The S&P 500 Index (SPX) fell more than 10% on a closing basis from late January through the first couple weeks of February. Despite that drop, however, the index was slightly positive in the first half of the year. Going back to 1929 (as far back as we have S&P 500 data), there have been just 10 other years in which the index suffered a 10% pullback but was still positive at the year’s midpoint. The second half of those years tended to outperform other years at the expense of higher-than-normal volatility, as measured by the standard deviation of returns.
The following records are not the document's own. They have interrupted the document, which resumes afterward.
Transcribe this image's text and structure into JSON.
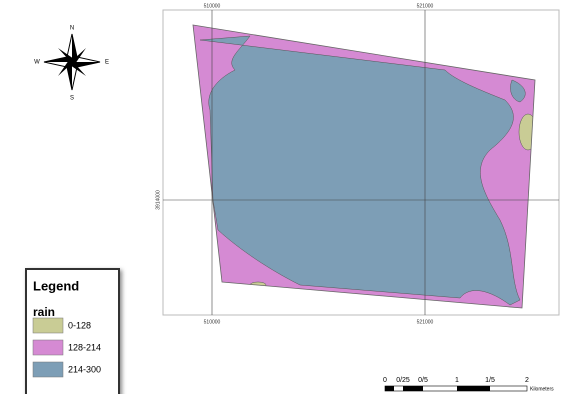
{
  "compass": {
    "n": "N",
    "s": "S",
    "e": "E",
    "w": "W"
  },
  "grid_labels": {
    "top": [
      "510000",
      "521000"
    ],
    "bottom": [
      "510000",
      "521000"
    ],
    "left": "3914000"
  },
  "legend": {
    "title": "Legend",
    "layer": "rain",
    "classes": [
      "0-128",
      "128-214",
      "214-300"
    ]
  },
  "scale_bar": {
    "labels": [
      "0",
      "0/25",
      "0/5",
      "1",
      "1/5",
      "2"
    ],
    "unit": "Kilometers"
  }
}
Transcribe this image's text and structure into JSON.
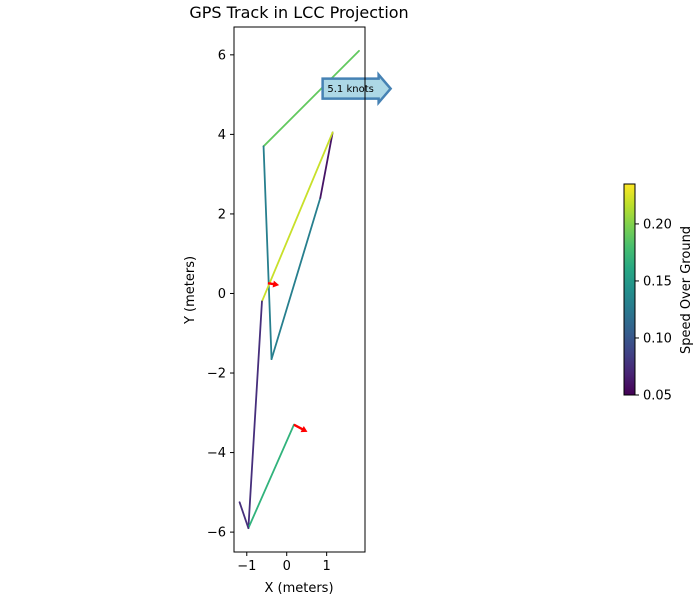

July tended to perform especially well in those years, averaging a 2.62% gain with 70% of the returns positive. In other years since 1933 (the year of the first signal), July has averaged a gain of less than 1% with 55% of the returns positive. The next six months averaged a 9.70% gain, compared to a 3.55% gain in other years.

spx 10 percent down

Here is a list of those years I mentioned above. The last instance was 2009, which was the culmination of the financial crisis and the beginning of the current long-term market rally. The time before that was 2003, which also marked a major bottom and the beginning of a long-term rally. This time is markedly different than those two occurrences.

spx pullback but higher

Years Similar to 2018

I occasionally use a least-squares method to find similar chart patterns. Doing this with the first half of 2018 (using the S&P 500), I found the three years in the chart below that have the most similar chart patterns so far. Specifically, 1952 and 2004 saw significant volatility in the second half of the year, but ultimately gained over 6% in the second half. Meanwhile, 1993 saw less volatility than those years but the index saw a smaller gain of about 3.5%.

spx similar years

If I look at the 10 years most similar for the S&P 500, I get the data below. The earliest year is 1944, so I looked at returns since then for comparison. Typically, July has been strong, but stocks tend to struggle in August and September. The similar years mimic that, with July being weaker than normal. Looking at the next six months shows an average 5% return, which isn’t too far off the typical return of 4.30%. The consistency of positive returns, though, has been impressive, with nine positive years in the 10 most analogous years.